So far I’ve covered key-value, document and column-family databases. All that’s left now are graph databases. However surprisingly, they’re nothing like what I’ve covered so far. They’re used in completely different scenarios to other NoSQL stores and are also structured like no other database out there.
When thinking about graph databases you can almost forget about everything you know about NoSQL. You can forget about tables, columns, rows, aggregates. Instead you need to know about entities aka nodes, edges aka relationships and properties. Common graph databases include Neo4J, Infinite Graph, OrientDB, FlockDB. In this article I am going to be focusing on the most popular of the bunch, Neo4J.
Graph database are commonly used in the social scene. Their main goal is to map huge amounts of data and to find patterns in data. For example this could be to find people you may know based on who your friends know or to finds bands you might like, based on who your friends like.
Graph database glossary
- Entities – Think of these like objects in your favourite OO language or rows in a table. Entities can contain properties like name or description.

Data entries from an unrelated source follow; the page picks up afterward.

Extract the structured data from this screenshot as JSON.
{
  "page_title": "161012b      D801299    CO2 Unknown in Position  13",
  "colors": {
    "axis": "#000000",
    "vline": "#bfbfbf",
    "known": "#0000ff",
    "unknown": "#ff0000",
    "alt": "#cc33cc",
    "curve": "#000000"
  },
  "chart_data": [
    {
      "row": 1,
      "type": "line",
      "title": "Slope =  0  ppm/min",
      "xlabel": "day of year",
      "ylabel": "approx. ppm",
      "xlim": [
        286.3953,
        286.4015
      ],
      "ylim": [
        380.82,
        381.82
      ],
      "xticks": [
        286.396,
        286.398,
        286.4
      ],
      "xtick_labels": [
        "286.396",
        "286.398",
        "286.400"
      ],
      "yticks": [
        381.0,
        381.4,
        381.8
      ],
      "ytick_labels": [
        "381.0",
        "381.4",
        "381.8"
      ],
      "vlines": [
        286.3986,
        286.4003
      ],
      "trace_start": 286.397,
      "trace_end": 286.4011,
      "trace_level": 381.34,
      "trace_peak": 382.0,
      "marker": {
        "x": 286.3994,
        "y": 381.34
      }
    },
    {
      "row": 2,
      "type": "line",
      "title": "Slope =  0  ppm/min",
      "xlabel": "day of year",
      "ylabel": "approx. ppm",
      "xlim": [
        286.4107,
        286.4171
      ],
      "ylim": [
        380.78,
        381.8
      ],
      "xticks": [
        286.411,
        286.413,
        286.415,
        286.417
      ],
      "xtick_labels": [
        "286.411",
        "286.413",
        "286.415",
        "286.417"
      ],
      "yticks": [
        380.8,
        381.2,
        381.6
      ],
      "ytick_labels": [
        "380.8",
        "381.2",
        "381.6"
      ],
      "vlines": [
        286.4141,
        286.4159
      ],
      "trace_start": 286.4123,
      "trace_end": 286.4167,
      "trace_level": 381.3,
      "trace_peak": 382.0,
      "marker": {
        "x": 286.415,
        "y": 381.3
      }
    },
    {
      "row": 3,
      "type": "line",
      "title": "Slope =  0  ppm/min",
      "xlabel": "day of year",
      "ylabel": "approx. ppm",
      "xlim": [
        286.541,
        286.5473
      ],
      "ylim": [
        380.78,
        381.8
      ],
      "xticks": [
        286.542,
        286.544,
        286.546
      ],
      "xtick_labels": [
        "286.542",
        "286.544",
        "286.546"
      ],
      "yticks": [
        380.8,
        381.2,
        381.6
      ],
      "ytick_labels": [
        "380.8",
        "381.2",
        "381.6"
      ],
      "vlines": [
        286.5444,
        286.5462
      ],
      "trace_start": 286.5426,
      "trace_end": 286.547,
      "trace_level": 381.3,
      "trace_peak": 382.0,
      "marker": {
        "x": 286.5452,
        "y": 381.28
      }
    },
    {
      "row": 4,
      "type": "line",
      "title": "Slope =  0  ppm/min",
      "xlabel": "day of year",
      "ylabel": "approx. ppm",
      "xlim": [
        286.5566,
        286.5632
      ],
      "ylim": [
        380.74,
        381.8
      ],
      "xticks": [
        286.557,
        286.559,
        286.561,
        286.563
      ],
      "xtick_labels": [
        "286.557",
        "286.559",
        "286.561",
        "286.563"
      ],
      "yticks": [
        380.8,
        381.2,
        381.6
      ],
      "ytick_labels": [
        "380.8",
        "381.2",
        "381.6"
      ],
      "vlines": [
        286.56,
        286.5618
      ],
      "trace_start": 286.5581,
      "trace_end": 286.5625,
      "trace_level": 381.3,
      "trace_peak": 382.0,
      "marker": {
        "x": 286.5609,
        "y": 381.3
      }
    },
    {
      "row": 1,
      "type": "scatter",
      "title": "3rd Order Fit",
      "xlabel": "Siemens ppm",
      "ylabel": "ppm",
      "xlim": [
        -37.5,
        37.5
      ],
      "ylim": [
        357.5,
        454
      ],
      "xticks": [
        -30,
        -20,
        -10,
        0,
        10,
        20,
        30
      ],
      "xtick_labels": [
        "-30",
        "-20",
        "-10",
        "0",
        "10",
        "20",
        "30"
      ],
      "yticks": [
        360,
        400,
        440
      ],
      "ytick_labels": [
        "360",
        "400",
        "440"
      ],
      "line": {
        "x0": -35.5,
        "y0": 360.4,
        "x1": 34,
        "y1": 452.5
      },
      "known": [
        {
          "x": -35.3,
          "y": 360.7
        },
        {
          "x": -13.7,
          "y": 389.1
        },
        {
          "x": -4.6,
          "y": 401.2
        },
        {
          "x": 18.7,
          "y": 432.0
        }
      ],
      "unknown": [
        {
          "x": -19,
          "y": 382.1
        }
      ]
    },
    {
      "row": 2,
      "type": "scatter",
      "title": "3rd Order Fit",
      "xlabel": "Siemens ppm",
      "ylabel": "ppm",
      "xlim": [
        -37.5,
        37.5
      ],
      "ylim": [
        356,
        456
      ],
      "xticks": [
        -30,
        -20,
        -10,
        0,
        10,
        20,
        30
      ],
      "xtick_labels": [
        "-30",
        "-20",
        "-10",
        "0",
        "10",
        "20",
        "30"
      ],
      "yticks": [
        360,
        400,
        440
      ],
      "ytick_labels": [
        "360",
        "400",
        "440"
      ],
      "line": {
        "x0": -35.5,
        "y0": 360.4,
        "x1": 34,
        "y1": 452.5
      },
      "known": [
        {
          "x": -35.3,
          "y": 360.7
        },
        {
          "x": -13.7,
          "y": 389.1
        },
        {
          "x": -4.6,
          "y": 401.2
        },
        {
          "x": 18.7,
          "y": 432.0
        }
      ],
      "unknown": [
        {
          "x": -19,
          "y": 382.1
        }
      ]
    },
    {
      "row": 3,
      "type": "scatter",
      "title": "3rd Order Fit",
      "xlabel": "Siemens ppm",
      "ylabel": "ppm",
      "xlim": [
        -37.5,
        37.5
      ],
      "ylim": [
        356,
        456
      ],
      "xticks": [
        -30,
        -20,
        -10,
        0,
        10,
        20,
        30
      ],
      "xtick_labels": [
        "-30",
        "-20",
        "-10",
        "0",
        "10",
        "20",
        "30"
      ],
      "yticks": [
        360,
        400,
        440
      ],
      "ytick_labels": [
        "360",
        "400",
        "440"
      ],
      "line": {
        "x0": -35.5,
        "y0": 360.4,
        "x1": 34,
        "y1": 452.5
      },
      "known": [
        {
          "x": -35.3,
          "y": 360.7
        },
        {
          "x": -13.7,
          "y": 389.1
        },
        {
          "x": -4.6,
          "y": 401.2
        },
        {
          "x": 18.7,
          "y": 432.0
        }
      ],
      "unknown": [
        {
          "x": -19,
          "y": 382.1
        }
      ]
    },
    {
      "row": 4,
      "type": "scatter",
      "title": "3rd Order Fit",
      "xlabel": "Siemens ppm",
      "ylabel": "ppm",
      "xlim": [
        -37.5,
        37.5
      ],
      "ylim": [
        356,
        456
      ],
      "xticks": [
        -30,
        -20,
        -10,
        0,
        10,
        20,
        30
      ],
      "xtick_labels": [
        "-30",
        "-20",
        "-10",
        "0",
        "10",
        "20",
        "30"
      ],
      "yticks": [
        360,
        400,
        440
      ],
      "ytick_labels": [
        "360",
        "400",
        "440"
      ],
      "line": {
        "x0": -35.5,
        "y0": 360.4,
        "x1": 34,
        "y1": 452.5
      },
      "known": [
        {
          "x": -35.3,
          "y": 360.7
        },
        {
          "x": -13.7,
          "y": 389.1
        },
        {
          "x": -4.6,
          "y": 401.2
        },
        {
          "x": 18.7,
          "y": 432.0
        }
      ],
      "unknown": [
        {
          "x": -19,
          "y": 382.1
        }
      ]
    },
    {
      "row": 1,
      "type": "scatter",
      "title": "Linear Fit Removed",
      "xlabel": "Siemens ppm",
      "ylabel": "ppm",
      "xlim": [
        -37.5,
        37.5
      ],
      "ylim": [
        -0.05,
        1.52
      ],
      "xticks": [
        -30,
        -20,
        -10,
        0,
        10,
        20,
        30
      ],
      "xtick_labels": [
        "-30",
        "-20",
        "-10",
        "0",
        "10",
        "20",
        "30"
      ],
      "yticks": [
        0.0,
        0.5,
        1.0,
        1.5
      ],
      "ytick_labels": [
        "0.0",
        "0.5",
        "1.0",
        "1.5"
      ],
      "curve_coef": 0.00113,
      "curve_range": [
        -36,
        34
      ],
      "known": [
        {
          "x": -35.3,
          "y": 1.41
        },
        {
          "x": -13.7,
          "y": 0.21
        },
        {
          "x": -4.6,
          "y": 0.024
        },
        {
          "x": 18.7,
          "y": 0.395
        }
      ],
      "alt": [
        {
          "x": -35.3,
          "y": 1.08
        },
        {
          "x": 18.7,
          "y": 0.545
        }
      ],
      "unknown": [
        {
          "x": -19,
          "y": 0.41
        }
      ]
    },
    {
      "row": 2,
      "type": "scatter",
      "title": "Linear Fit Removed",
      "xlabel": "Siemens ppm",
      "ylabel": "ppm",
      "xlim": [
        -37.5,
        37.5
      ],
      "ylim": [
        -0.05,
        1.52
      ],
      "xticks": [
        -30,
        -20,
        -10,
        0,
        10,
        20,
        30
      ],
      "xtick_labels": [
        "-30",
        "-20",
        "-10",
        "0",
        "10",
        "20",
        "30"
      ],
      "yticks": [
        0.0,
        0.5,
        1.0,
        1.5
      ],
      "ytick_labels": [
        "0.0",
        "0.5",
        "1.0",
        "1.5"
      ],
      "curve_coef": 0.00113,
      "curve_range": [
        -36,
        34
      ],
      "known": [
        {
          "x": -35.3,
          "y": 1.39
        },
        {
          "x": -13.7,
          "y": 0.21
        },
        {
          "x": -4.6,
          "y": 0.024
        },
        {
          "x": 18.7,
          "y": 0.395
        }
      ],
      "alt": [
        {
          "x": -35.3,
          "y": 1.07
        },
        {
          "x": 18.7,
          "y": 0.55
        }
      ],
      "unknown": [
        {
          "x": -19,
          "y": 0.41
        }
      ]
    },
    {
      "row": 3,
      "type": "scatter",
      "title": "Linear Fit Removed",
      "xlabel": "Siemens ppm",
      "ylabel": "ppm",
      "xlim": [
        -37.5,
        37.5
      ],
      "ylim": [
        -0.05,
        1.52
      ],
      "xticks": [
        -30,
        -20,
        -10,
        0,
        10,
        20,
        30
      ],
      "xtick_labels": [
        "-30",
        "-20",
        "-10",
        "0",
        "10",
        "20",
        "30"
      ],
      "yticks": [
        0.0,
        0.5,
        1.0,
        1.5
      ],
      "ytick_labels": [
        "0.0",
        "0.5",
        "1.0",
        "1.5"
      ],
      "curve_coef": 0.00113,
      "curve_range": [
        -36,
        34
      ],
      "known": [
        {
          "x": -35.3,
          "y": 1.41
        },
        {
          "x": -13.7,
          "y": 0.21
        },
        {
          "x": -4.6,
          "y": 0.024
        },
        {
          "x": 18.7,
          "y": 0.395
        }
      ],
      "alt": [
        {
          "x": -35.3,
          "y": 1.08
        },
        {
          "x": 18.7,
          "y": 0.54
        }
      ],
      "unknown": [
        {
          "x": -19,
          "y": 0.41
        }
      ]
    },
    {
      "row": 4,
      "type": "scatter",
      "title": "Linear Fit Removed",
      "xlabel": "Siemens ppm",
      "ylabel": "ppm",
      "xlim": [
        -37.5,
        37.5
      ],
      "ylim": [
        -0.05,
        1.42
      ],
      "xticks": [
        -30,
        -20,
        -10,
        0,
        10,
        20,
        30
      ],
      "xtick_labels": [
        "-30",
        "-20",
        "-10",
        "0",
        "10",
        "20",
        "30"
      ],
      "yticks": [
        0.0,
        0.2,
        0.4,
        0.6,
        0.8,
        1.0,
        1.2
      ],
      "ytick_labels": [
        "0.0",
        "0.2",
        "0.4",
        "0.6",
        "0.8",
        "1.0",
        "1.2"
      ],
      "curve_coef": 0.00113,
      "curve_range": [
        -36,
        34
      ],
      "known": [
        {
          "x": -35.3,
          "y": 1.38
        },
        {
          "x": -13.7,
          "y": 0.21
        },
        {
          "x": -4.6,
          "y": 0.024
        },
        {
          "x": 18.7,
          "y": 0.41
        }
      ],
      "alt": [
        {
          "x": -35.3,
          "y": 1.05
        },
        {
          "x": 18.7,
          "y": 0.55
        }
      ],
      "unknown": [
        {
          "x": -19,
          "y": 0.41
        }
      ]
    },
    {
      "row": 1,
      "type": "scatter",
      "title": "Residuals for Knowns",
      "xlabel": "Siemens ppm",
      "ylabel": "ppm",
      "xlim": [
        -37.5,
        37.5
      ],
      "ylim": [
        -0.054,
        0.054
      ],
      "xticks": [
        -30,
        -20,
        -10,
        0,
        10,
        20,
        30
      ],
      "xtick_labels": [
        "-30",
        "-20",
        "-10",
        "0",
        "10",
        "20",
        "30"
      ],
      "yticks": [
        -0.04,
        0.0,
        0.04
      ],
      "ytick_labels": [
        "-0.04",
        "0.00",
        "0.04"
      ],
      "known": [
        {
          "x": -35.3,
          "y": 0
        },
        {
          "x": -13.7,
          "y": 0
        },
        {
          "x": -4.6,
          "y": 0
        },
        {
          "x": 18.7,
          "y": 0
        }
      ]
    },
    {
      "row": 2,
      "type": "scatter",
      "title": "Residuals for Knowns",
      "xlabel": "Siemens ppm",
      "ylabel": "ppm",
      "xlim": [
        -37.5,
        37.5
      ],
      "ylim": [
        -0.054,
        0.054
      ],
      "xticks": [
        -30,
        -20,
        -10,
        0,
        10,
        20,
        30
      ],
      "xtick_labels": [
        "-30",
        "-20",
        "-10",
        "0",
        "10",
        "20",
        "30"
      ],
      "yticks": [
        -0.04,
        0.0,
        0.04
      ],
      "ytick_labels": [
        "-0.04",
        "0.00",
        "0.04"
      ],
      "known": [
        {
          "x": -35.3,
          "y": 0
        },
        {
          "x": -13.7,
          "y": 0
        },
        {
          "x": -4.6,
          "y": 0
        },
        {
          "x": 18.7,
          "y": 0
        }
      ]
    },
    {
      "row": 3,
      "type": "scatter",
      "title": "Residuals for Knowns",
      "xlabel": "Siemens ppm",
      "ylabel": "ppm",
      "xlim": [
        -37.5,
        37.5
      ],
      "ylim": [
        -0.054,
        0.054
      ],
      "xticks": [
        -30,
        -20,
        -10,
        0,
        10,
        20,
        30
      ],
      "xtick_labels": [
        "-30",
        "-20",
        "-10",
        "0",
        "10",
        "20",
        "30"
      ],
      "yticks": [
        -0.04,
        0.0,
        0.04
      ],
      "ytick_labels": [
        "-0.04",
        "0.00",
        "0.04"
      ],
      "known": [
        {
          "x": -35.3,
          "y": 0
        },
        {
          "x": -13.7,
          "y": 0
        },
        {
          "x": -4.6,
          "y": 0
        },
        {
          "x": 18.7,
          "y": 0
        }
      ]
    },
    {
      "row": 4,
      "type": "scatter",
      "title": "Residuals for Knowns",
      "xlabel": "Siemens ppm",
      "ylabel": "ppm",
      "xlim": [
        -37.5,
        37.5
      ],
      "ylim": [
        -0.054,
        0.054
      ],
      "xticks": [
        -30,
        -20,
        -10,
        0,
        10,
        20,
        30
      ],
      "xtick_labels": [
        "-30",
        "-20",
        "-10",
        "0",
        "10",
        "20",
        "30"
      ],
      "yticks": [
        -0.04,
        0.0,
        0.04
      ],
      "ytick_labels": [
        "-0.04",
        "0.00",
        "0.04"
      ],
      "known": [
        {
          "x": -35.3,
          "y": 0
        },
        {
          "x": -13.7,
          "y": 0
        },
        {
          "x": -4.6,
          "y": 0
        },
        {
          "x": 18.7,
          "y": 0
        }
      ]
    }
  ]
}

- Edges – These are relationships between two entities. Edges can be bi-directional, or have directional significance. Edges can also contain properties. Edge properties are extremely useful for creating intelligent queries.
- Properties – These are like properties, they are mainly used to give us extra data about an entity or the relationship between two entities.
Differences from relational databases.
- There are no such things as tables, columns or rows. Instead we have a database which contains a huge amount of individual entities and these entities are joined together using edges.
Differences from other NoSQL databases.
- Most graph database are not built to run on a cluster. Neo4J does support being run on a cluster and is similar to how document database work, using master-slave replication.
- ACID transactions are fully supported by graph databases.
Differences from relational databases.
|Database Instance or MySQL instance||n/a|
|Row||Entities that contain properties|
|Join between tables||Edges between entities|
- It is common to assign a property named “since” to an edge, this is useful to state when the relationship was created.
- Relationships have directional significance. If you want to join two users together under a friend relationship. The relationship would have to be created both ways. An example of singular direction relationship would be: a user likes a comment, but the comment doesn’t like the user.
- Extremely complicated queries can be run against your entities e.g. Get all users who own a CD, get all users who have a friend called steven, get all books which have over 500 likes, get all users who are friends with at least 3 of my friends etc. You can literally query for anything…. and quick. These types of queries are known as traversing the graph.
- Edges between entities are persisted to the graph, this means that writes are slightly slower, but this allows for the lightning fast reads.
- Entities cannot be deleted when an edge between them still exists.
- Graph databases all generally support a language called Gremlin for traversing graphs.
- Often there are multiple paths between two entities. It’s possible to select all paths or just the shortest path. It’s also possible to use different algorithms to find the shortest path.
- Like all NoSQL databases, sharding is possible and is a good technique for write scaling. Be aware that graph databases are NOT aggregate oriented and so sharding can also cause issues. A common technique is storing entities on nodes based on the geographical location of the data e.g. the customer.
- Any write operation that is performed without first starting a transaction, will cause an exception to be thrown.
- High availability is achieved by providing replicated slaves. Data can be written to slave, however data will also straight away be written to the master node. Data will then be replicated to the other slave using under the eventual consistency model.
- Apache ZooKeeper is used to keep track of transactions and then uses this data to mirror transactions across nodes.
- When the master node goes down, Neo4J automatically elects a new master.
- Neo4J has its our query language called Cypher for traversing graphs. The Cypher query languages also supports methods to ORDER, AGGREGATE, SKIP and LIMIT.
- Indexes can be created against properties of an entity or edge. These indexes can then be added to incrementally or added to as part of a batch process. Neo4J used Lucene as its indexing service.
- Neo4J can run entirely in memory, there are also graph databases built specifically to run in memory like imGraph. This is a great way to optimise performance even further. As long as you have enough memory.
- In a relational database, these graph traversal type queries could take huge amounts of time to run, depending on how many table joins are required. In a graph database they can be instantaneous.
- Adding relationships in a relational database can involve schema changes and slow data movement which is far from ideal. In a graph database, adding relationships is as simple, as adding an edge between two entities.
- Creating a graph is as simple as creating two entities and a relationship between them.
- ACID transactions are fully supported.
- Social networking – Graph databases can dive numerous levels deep into relationships, meaning if you want to suggest friends to people, based on who your friends know. This is easily do-able.
- Recommendation engines – Lets takes Spotify as an example. It recommends bands to its users, that they might like. This is done my finding bands, which people with similar listening habits also like. Another common example is suggesting items to buy on an e-commerce site.